Unemployment in the Eurozone was at 12.1 per cent in May, slightly up from 12.0 per cent in April – but lower than expectations of 12.3 per cent. Youth unemployment (under 25s) was slightly down from 23.9 per cent to 23.8 per cent. In the EU27, meanwhile, the unemployment rate was 10.9 per cent and youth unemployment 23.0 per cent.
In both zones, rates are up markedly year-on-year, from 11.3 per cent in the Eurozone and 10.4 per cent in the EU27. Eurostat estimates that a respective 19.222m and 26.404m were unemployed in the areas.
Among member states, the lowest unemployment rates were in Austria (4.7 per cent), Germany (5.3 per cent) and Luxembourg (5.7 per cent), while the highest were in Spain (26.9 per cent) and Greece (26.8 per cent in March).

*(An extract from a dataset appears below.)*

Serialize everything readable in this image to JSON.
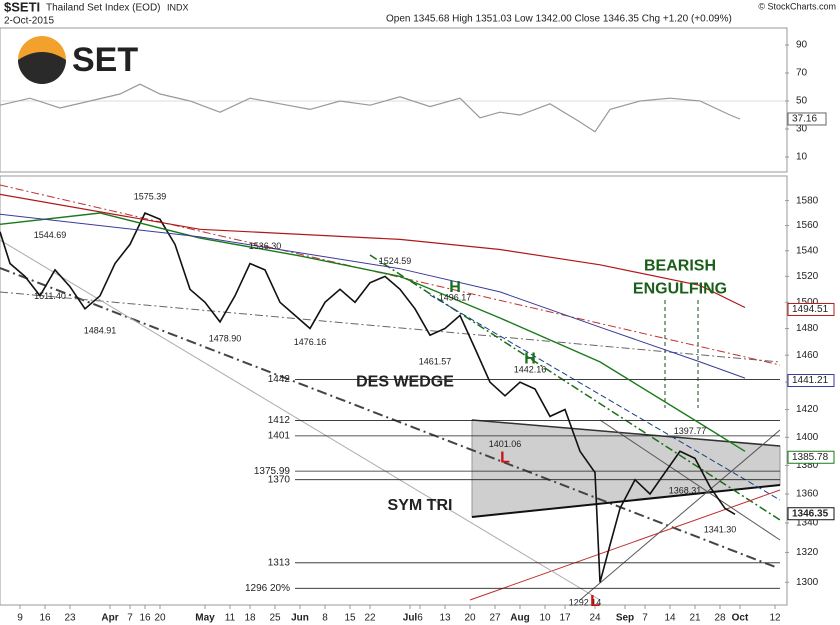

Commenting on the unemployment and inflation data, chief European economist at Capital Economics Jonathan Loynes said:
The latest euro-zone inflation and labour market figures inject a slight note of caution after the recent improvement in some of the region’s activity indicators. Admittedly, June’s rise in inflation from 1.4 per cent to 1.6 per cent was driven entirely by energy base effects. Core inflation – which is now included in the flash release – remained very subdued at just 1.2 per cent and core goods inflation slipped to just 0.7 per cent. Headline inflation should therefore fall further over the coming months, but this is a reflection of economic weakness and won’t necessarily prompt cautious consumers to up their spending.
Meanwhile, May’s euro-zone unemployment rate of 12.1 per cent was lower than expected, thanks to some downward revisions to previous months’ rates. But unemployment still rose by a monthly 67,000 and the big story remains the huge divergence between unemployment rates across countries, which undermines suggestions that imbalances within the currency union are narrowing. Overall, then, there is nothing here to suggest that the euro-zone economy does not need additional policy support, though the ECB looks unlikely to oblige this week.